What is a 'Super Blood Wolf Moon' and where can you see it?

Stargazers in North and South America, parts of Europe and North Africa should catch a glimpse, but sadly the spectacle won't be seen in the Middle East or Asia

Here comes a total lunar eclipse and Supermoon, all wrapped into one.

The Moon, Earth and Sun will line up this weekend for the only total lunar eclipse this year and next.

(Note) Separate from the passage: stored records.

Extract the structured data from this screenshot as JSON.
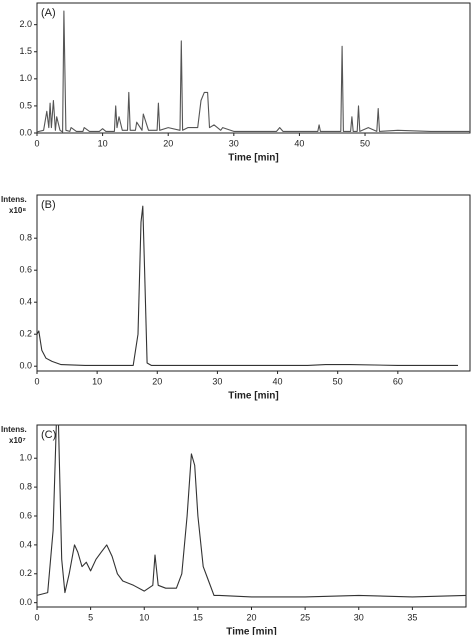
{
  "chart_data": [
    {
      "type": "line",
      "label": "(A)",
      "x_label": "Time [min]",
      "xlim": [
        0,
        66
      ],
      "xticks": [
        0,
        10,
        20,
        30,
        40,
        50
      ],
      "ylim": [
        0,
        2.4
      ],
      "yticks": [
        {
          "value": 0,
          "label": "0.0"
        },
        0.5,
        {
          "value": 1,
          "label": "1.0"
        },
        1.5,
        {
          "value": 2,
          "label": "2.0"
        }
      ],
      "series": [
        {
          "color": "#555555",
          "x": [
            0,
            1,
            1.5,
            1.8,
            2,
            2.2,
            2.5,
            2.8,
            3,
            3.5,
            3.9,
            4.1,
            4.4,
            5,
            5.2,
            6,
            7,
            7.2,
            8,
            9.5,
            10,
            10.5,
            11.8,
            12,
            12.2,
            12.5,
            13,
            13.8,
            14,
            14.2,
            15,
            15.2,
            16,
            16.2,
            17,
            18.3,
            18.5,
            18.7,
            20,
            21.8,
            22,
            22.2,
            23,
            24.5,
            25,
            25.5,
            26,
            26.3,
            27,
            28,
            28.3,
            30,
            36.5,
            37,
            37.5,
            42.8,
            43,
            43.2,
            46.3,
            46.5,
            46.7,
            47.8,
            48,
            48.2,
            48.8,
            49,
            49.2,
            50.5,
            51.8,
            52,
            52.2,
            55,
            60,
            66
          ],
          "values": [
            0.02,
            0.05,
            0.4,
            0.1,
            0.55,
            0.1,
            0.6,
            0.05,
            0.3,
            0.05,
            0.02,
            2.25,
            0.05,
            0.03,
            0.1,
            0.03,
            0.03,
            0.1,
            0.03,
            0.03,
            0.08,
            0.03,
            0.03,
            0.5,
            0.1,
            0.3,
            0.05,
            0.05,
            0.75,
            0.05,
            0.05,
            0.2,
            0.05,
            0.35,
            0.05,
            0.05,
            0.55,
            0.05,
            0.1,
            0.05,
            1.7,
            0.05,
            0.1,
            0.1,
            0.6,
            0.75,
            0.75,
            0.1,
            0.15,
            0.05,
            0.1,
            0.03,
            0.03,
            0.1,
            0.03,
            0.03,
            0.15,
            0.03,
            0.03,
            1.6,
            0.03,
            0.03,
            0.3,
            0.03,
            0.03,
            0.5,
            0.03,
            0.1,
            0.03,
            0.45,
            0.03,
            0.05,
            0.03,
            0.03
          ]
        }
      ]
    },
    {
      "type": "line",
      "label": "(B)",
      "x_label": "Time [min]",
      "y_label": "Intens.",
      "y_unit": "x10⁸",
      "xlim": [
        0,
        72
      ],
      "xticks": [
        0,
        10,
        20,
        30,
        40,
        50,
        60
      ],
      "ylim": [
        -0.03,
        1.07
      ],
      "yticks": [
        {
          "value": 0,
          "label": "0.0"
        },
        0.2,
        0.4,
        0.6,
        0.8
      ],
      "series": [
        {
          "color": "#333333",
          "x": [
            0,
            0.3,
            0.8,
            1.5,
            2.5,
            4,
            8,
            16,
            16.8,
            17.3,
            17.6,
            17.9,
            18.3,
            19,
            30,
            45,
            48,
            52,
            60,
            70
          ],
          "values": [
            0.2,
            0.22,
            0.1,
            0.05,
            0.03,
            0.01,
            0.005,
            0.005,
            0.2,
            0.9,
            1.0,
            0.6,
            0.02,
            0.005,
            0.005,
            0.005,
            0.01,
            0.01,
            0.005,
            0.005
          ]
        }
      ]
    },
    {
      "type": "line",
      "label": "(C)",
      "x_label": "Time [min]",
      "y_label": "Intens.",
      "y_unit": "x10⁷",
      "xlim": [
        0,
        40
      ],
      "xticks": [
        0,
        5,
        10,
        15,
        20,
        25,
        30,
        35
      ],
      "ylim": [
        -0.03,
        1.23
      ],
      "yticks": [
        {
          "value": 0,
          "label": "0.0"
        },
        0.2,
        0.4,
        0.6,
        0.8,
        {
          "value": 1,
          "label": "1.0"
        }
      ],
      "series": [
        {
          "color": "#333333",
          "x": [
            0,
            1,
            1.5,
            1.8,
            2,
            2.3,
            2.6,
            3,
            3.5,
            3.8,
            4.2,
            4.6,
            5,
            5.5,
            6,
            6.5,
            7,
            7.5,
            8,
            9,
            10,
            10.8,
            11,
            11.3,
            12,
            13,
            13.5,
            14,
            14.4,
            14.7,
            15,
            15.5,
            16,
            16.5,
            17,
            20,
            25,
            30,
            35,
            40
          ],
          "values": [
            0.05,
            0.07,
            0.5,
            1.23,
            1.23,
            0.3,
            0.07,
            0.2,
            0.4,
            0.35,
            0.25,
            0.28,
            0.22,
            0.3,
            0.35,
            0.4,
            0.32,
            0.2,
            0.15,
            0.12,
            0.08,
            0.12,
            0.33,
            0.12,
            0.1,
            0.1,
            0.2,
            0.6,
            1.03,
            0.95,
            0.6,
            0.25,
            0.15,
            0.05,
            0.05,
            0.04,
            0.04,
            0.05,
            0.04,
            0.05
          ]
        }
      ]
    }
  ]
}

At the same time, the Moon will be at its closest to Earth in its elliptic orbit, and appear slightly bigger and brighter than usual - a Supermoon.

"This one is particularly good," Patrick Hartigan, astrophysicist at Rice University in Texas, told the Associated Press.

"It not only is a Supermoon and it's a total eclipse, but the total eclipse also lasts pretty long. It's about an hour."

The whole eclipse starts Sunday night or early Monday, depending on location, and will take about three hours.

If the skies are clear, the entire eclipse will be visible in North and South America, as well as Greenland, Iceland, Ireland, Great Britain, Norway, Sweden, Portugal and the French and Spanish coasts. The rest of Europe, as well as Africa, will have partial viewing before the Moon sets.

At times, the Moon will look red because of sunlight scattering off Earth's atmosphere. That's why an eclipsed Moon is sometimes known as a 'Blood Moon'. In January, the first full Moon of the year is also sometimes known as the 'Wolf Moon' or great spirit Moon.

So the upcoming lunar eclipse will be a 'Super Blood Wolf Moon'.

The Middle East, Asia, Australia and New Zealand are out of luck. But they had prime viewing last year, when two total lunar eclipses occurred.

The next total lunar eclipse won't be until May 2021.